Nochomovitz, a participant in 36 previous marathons, completed the balcony run on March 17 in 6 hours, 48 minutes — more than double his usual time because he had to turn on his heels every few seconds.
But the initiative, filmed by his girlfriend Maria and uploaded to YouTube, turned Nochomovitz into an international symbol. He has been featured on CNN and CNBC, as well as in dozens of publications, including The Guardian, Time and Newsweek.
“I told myself it’s the best way to take the edge off the lockdown, do some crazy challenge on the balcony but also as a gesture of support for the medical personnel,” he said in a video interview that he gave Le Parisien.
He didn’t stop there: Nochomovitz did two more marathons, on his porch, improving his time considerably, the NRC Handelsblad daily in the Netherlands reported.
On March 31, he lowered his time by two hours, despite adding five miles (an addition of about 1,250 sprints along his balcony.) Neighbors cheered him on as Maria offered liquids, dry T-shirts and candy.
Lockdown measures in the Toulouse area would have allowed Nochomovitz to run laps outside his home, NRC reported. But the competitor said he decided to limit himself to his artificial turf porch all the same “to make it more challenging.”
Besides, as NRC noted, Nochomovitz’s balcony offers a stunning and unobstructed view of the Pyrenees Mountains.
The Israeli media also showed interest in Nochomovitz’s efforts. The Makor Rishon newspaper interviewed him, and it turns out he attended the Chabad-affiliated Otzar Hatorah Jewish school in Toulouse, where a jihadist murdered three children and a rabbi in 2012. (Nochomovitz’s family left Toulouse before the attack.)
Nochomovitz was born Elisha Zerbib, but his parents divorced and he has not been in contact with his father, so he decided to take his mother’s maiden name.
Nochomovitz has a brother in Israel and had planned to visit the country for the first time in February.

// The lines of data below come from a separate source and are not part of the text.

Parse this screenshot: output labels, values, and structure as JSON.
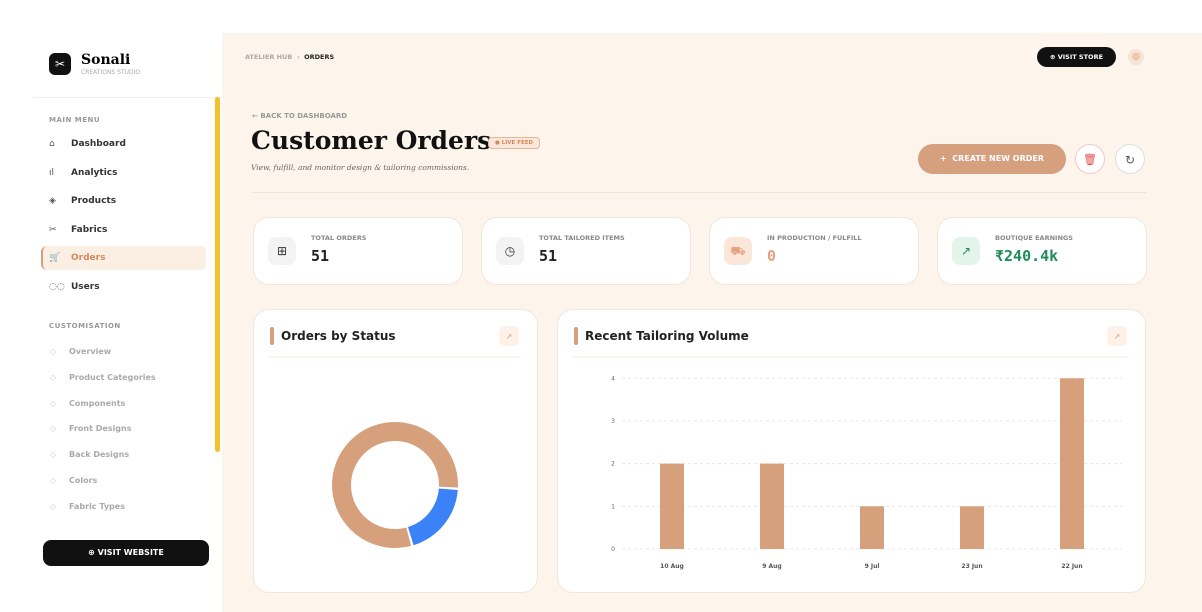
{
  "brand": {
    "name": "Sonali",
    "tagline": "CREATIONS STUDIO"
  },
  "sidebar": {
    "main_label": "MAIN MENU",
    "main_items": [
      "Dashboard",
      "Analytics",
      "Products",
      "Fabrics",
      "Orders",
      "Users"
    ],
    "custom_label": "CUSTOMISATION",
    "custom_items": [
      "Overview",
      "Product Categories",
      "Components",
      "Front Designs",
      "Back Designs",
      "Colors",
      "Fabric Types"
    ],
    "button": "VISIT WEBSITE"
  },
  "header": {
    "breadcrumb": [
      "ATELIER HUB",
      "ORDERS"
    ],
    "button": "VISIT STORE"
  },
  "page": {
    "back": "BACK TO DASHBOARD",
    "title": "Customer Orders",
    "badge": "LIVE FEED",
    "subtitle": "View, fulfill, and monitor design & tailoring commissions.",
    "create": "CREATE NEW ORDER"
  },
  "stats": [
    {
      "label": "TOTAL ORDERS",
      "value": 51
    },
    {
      "label": "TOTAL TAILORED ITEMS",
      "value": 51
    },
    {
      "label": "IN PRODUCTION / FULFILL",
      "value": 0
    },
    {
      "label": "BOUTIQUE EARNINGS",
      "value": "₹240.4k"
    }
  ],
  "chart_data": [
    {
      "type": "pie",
      "title": "Orders by Status",
      "values": [
        41,
        10
      ],
      "colors": [
        "#d6a07c",
        "#3b82f6"
      ],
      "donut": true
    },
    {
      "type": "bar",
      "title": "Recent Tailoring Volume",
      "categories": [
        "10 Aug",
        "9 Aug",
        "9 Jul",
        "23 Jun",
        "22 Jun"
      ],
      "values": [
        2,
        2,
        1,
        1,
        4
      ],
      "color": "#d6a07c",
      "ylim": [
        0,
        4.1
      ],
      "yticks": [
        0,
        1,
        2,
        3,
        4
      ],
      "grid": true
    }
  ]
}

He also was planning to participate in the Tel Aviv Marathon, which took place on Feb. 28. But Nochomovitz canceled his visit after foreign participants were barred from that event because of the virus.
Beyond expressing his appreciation for medical workers on the front lines of the pandemic, Nochomovitz also wanted to inspire others in lockdown, showing that they can still maintain and improve their physical condition, he told Makor Rishon.
“I wanted to prove to myself that you can do sports at home and challenge your mind because things are bad: There’s no work, we can’t see family,” he said. “I wanted to open people’s mind and send a message to everyone that you can do sports at home and keep your sanity and condition.”
As a public gesture, Nochomovitz’s initiative was certainly successful: He has gone viral and his Instagram account now has 22,000 followers, most of them new.
But from a purely athletic perspective, he told Makor Rishon, his balcony runs are inferior to the real thing.
“I need to run slower than I’m used to because my balcony really isn’t that long and you can’t really develop the momentum that you could in a real marathon,” Nochomovitz said. “Let’s just say it wasn’t that difficult.”